In Face of Mystery

Gordon Kaufman, Harvard University Press, 1993.
Reviewed by Alan Goss, SOF NZ Newsletter #12, July 1995
In this monumental work the Professor of Divinity at Harvard University offers readers a thorough-going reconstruction of the Christian world-view. He does this on the premise that a major function of religions, and theologies, is to present human beings with visions of the whole of reality.
Kaufman reminds us that the traditional Christian model or worldview where God is perceived as a quasi-personal reality "out there", who has a purpose for us and tasks for us to do, who loves and cares for each one of us, is now to be found wanting, even though this picture may evoke from us a powerful response. A powerful cosmic agent can become_and indeed throughout history has often become_an authoritarian tyrant. The author painstakingly and with passion reconstructs, not a swept-up fresh coat-of-paint version of the old, but a radically new world picture from a Christian perspective.
To be fair, Kaufman doesn't reject or downgrade the familiar traditional symbols, e.g. Christ, creator, trinity etc., (our downfall has been to reify, i.e. to make "a thing" of them, to literalize them); rather he reinterprets them and shows how they can fit into and give meaning to this reconstructed model of God, the world and our place in it.

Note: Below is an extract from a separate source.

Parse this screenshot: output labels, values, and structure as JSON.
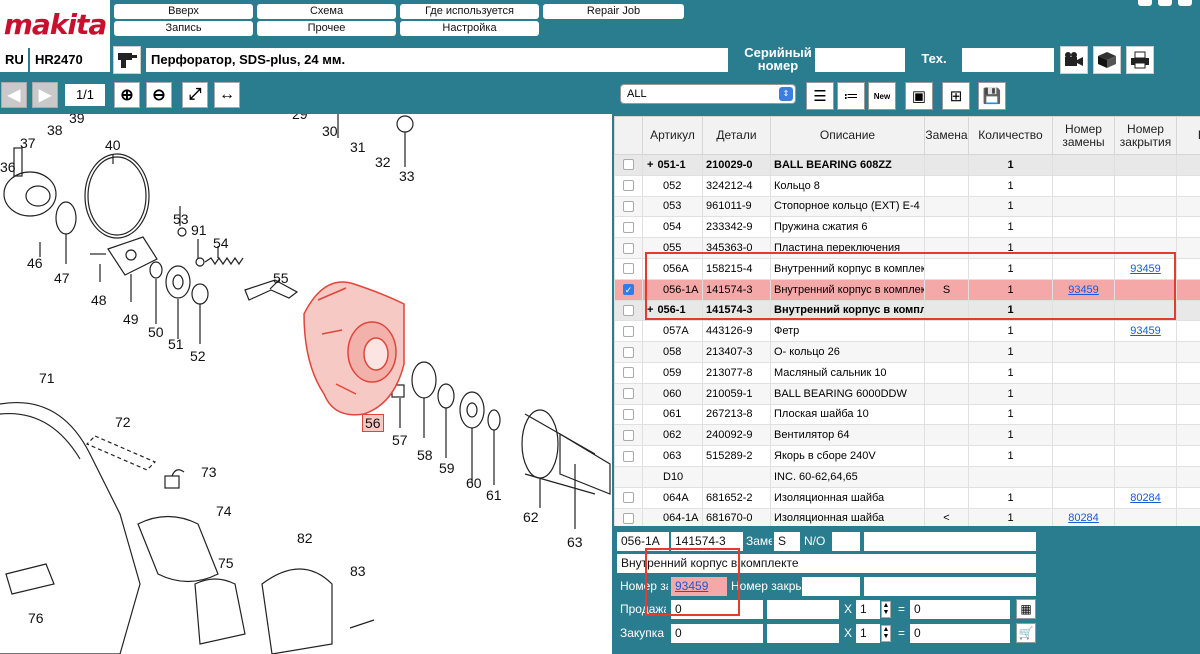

Kaufman contends that we need a new conception of God that resonates with our modern human experience. He explores in depth the evolutionary and historical development of life on planet Earth which provides a clue to the ultimate mystery of things and which can be regarded as "meaningful" and "good". Devotion to God (traditionally Creator/Lord/Father) consists in the attempt to live in rapport with the movements of life and history that provide the actual context of our human existence. It is to attempt to be in tune with what we discern as the nature of things, to live and to work "with the grain" of the universe as apprehended in our part of it. Our received traditions about God are therefore inadequate, even destructive, of human life and the environment. God can no longer be imagined as a personal being in the heavens above with whom we interact. Our personal relationship with God (the ultimate reality and mystery, which is trustworthy) is to be found most fundamentally in and through our interpersonal relationships with our fellow humans, and our care for the environment.
This is a very important book and, as the author concedes, a very daunting read! (461pp). A popular version would be helpful.
It is a timely follow-up to Tomorrow's God covering similar ground and showing how the traditional Christian symbols (esp. Christ, incarnation, Holy Spirit) need to be interpreted. They no longer fit in the overall cast of life and must change in decisive ways if they are not to die out. This calls for momentous changes by the churches - in worship, in ministry, in the sacraments, in many hymns and our attitudes to the bible. It will only happen, says Kaufman, if there is a recognition that this is a life-and-death matter for the churches. Sadly this recognition seems to be slow in coming.